Currents Summer 2024 (1) - Flipbook - Page 63
People Power
Few people noticed when the power company Consolidated Edison initially announced their
plans in 1962 for a new hydroelectric plant at Storm King Mountain, about 55 miles upstream
from Manhattan. But when a rendering was released of what the plant would look like, with
the mountain hollowed out and the plant tucked inside of it, the public was shocked. Those
who had felt helpless about the state of the river suddenly had something to rally around.
Conservationists and lawyers formed a group called Scenic Hudson and tried to stop the
plant in court on the grounds that Storm King, as a focal point for the Hudson River School of
painters and a cultural landmark, was too significant to be destroyed. Anglers, led by the
journalist Robert Boyle, formed a group called the Hudson River Fishermen's Association later to be renamed Riverkeeper - and argued that the plant would destroy the river’s fish.
Between the two groups, there was a good cross section of the wealthy, the well-connected,
and the fishermen who knew the river inside and out. But what about everyone else?

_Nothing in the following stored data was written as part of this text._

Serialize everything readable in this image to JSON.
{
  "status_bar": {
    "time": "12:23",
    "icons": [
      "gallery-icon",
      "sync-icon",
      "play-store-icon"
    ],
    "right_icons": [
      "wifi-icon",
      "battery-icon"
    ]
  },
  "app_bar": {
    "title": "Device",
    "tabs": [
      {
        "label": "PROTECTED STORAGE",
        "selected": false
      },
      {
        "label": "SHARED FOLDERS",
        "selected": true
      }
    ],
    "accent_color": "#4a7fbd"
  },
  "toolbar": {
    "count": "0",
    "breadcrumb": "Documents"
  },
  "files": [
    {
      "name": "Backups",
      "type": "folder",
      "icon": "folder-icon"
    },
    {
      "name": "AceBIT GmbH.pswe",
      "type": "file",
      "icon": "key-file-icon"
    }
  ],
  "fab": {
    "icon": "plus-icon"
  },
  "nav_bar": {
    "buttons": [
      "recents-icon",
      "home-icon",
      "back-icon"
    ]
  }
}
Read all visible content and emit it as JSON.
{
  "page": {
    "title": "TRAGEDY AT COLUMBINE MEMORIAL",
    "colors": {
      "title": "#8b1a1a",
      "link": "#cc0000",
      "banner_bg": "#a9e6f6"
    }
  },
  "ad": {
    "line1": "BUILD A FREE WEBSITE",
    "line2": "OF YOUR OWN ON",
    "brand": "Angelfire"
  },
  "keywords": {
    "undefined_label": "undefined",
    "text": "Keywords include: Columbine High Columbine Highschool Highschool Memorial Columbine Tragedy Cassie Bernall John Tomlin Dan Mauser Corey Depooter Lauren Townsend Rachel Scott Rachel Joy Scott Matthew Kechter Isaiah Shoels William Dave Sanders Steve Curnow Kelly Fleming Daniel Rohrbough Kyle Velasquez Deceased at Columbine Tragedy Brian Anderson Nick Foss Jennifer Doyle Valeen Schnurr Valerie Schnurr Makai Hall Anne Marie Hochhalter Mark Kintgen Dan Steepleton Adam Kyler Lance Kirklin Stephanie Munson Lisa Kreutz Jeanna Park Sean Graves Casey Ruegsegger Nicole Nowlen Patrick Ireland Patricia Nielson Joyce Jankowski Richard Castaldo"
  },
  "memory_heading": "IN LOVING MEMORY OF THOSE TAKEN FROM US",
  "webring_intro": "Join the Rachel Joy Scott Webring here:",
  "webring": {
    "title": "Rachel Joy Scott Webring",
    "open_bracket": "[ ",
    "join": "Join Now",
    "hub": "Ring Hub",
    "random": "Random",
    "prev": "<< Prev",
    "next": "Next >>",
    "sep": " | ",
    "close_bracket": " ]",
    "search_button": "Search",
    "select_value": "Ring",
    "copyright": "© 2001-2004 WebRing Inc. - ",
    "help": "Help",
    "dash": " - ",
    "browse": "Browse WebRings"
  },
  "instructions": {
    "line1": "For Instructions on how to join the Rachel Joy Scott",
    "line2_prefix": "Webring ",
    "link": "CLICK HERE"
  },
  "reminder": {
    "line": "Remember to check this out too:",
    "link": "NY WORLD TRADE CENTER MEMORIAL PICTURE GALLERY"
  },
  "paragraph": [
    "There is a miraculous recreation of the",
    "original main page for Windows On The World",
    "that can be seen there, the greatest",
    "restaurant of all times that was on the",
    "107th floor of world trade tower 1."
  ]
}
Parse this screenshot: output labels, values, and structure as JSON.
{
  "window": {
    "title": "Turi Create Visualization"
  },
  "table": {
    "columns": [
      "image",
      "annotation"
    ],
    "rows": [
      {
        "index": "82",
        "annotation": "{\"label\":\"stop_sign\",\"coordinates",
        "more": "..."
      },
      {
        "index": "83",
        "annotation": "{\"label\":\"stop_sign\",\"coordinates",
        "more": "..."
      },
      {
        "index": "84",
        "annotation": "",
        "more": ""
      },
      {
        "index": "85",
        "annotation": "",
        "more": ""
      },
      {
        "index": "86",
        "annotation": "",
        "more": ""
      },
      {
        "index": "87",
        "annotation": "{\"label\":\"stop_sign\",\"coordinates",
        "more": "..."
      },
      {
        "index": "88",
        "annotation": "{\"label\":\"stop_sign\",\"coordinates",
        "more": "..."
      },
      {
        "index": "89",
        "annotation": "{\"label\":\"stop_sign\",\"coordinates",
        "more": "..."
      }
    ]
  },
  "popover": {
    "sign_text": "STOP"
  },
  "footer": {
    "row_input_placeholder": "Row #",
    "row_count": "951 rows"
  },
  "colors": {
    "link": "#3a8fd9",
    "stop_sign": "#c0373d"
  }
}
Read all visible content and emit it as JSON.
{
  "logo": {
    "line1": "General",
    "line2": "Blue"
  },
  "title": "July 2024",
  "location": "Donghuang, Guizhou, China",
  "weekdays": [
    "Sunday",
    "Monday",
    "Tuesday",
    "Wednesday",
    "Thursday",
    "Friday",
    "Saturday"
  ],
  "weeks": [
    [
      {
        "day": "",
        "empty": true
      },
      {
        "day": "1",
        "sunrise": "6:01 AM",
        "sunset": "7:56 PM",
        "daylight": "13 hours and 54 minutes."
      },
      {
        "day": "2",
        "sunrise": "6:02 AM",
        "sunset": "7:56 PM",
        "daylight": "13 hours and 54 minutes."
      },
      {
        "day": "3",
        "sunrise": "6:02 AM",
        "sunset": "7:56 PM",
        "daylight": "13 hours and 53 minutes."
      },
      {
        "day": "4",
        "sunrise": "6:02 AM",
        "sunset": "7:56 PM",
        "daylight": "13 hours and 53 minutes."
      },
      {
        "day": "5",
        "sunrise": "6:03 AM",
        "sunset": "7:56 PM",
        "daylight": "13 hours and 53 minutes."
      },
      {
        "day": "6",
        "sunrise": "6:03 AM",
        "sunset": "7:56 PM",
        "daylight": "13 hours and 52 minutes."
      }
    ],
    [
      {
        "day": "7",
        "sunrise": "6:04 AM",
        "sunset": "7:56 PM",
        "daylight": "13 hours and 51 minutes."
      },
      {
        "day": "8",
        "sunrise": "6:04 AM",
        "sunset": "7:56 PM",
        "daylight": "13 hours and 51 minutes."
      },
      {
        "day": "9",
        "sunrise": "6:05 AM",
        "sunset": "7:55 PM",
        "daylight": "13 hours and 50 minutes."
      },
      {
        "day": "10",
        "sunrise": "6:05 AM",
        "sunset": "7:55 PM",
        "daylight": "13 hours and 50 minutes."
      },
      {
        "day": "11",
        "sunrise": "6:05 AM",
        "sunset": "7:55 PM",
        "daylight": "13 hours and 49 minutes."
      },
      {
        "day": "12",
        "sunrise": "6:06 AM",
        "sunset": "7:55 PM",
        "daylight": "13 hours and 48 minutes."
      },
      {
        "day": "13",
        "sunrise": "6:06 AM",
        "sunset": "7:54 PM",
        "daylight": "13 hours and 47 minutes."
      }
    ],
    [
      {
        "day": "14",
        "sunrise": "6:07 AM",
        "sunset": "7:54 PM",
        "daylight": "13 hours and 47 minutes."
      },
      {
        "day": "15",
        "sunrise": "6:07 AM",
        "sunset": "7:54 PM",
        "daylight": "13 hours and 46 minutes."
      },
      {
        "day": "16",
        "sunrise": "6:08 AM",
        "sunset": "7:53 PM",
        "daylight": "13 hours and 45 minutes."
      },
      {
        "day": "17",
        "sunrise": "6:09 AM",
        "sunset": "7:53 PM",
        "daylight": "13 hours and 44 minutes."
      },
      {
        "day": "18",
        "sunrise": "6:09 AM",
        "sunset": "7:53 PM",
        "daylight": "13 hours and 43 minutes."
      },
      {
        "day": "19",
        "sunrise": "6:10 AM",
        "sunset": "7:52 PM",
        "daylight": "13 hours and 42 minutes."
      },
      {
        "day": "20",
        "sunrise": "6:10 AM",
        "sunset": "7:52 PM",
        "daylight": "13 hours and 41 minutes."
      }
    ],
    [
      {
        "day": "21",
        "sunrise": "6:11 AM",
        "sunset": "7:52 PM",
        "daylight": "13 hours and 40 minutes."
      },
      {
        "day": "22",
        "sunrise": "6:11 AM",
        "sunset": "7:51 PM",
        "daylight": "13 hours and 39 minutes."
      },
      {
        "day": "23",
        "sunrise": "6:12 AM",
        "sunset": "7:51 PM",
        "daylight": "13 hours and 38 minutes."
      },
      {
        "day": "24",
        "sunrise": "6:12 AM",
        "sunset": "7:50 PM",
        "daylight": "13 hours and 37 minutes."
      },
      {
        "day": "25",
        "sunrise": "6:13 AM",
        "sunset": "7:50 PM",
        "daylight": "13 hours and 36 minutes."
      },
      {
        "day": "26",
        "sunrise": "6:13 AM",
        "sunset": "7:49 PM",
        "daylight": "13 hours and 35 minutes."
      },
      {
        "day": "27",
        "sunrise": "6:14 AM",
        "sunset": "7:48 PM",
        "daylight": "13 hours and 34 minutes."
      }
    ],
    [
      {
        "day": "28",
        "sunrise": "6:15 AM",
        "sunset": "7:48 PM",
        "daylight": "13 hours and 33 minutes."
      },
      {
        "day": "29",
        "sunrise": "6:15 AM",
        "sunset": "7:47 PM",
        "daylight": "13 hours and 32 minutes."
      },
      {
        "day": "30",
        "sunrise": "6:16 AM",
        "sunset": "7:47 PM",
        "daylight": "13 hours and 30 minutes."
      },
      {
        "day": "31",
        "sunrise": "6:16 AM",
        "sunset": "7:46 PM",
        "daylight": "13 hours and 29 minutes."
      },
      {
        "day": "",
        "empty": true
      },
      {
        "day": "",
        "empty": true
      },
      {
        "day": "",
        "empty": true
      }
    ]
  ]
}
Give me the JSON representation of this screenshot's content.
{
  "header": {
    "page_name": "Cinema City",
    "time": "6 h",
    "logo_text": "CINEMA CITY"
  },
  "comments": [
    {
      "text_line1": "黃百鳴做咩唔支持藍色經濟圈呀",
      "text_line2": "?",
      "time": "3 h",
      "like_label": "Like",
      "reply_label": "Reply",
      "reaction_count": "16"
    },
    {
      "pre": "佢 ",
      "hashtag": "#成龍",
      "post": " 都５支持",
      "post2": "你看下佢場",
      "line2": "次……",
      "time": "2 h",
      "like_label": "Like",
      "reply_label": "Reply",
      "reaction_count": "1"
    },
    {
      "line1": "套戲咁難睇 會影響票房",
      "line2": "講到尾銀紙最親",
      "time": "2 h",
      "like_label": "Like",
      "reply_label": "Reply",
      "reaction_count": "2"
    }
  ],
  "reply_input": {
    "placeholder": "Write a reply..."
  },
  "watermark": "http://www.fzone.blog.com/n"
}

That’s where folk icon Pete Seeger, who lived right across from Storm King on the slopes of
Mount Beacon, came in. Seeger had been reading about the historic Dutch sloops that sailed
the river in colonial times and thought that if a modern replica could be built, it would give
people a way to get out on the river and fall in love with it. The captains of industry had
ruined the river for everyone. Seeger would captain a ship of everyday people to reclaim it.
This was the Clearwater, which began sailing in May of 1969 from a shipyard in South Bristol,
Maine, where it had been built. Thirty-five days later, with a full crew and a band of musicians
— some of whom had never been on a boat before — the Clearwater pulled into New York
City and received a hero’s welcome from the mayor and throngs of admirers.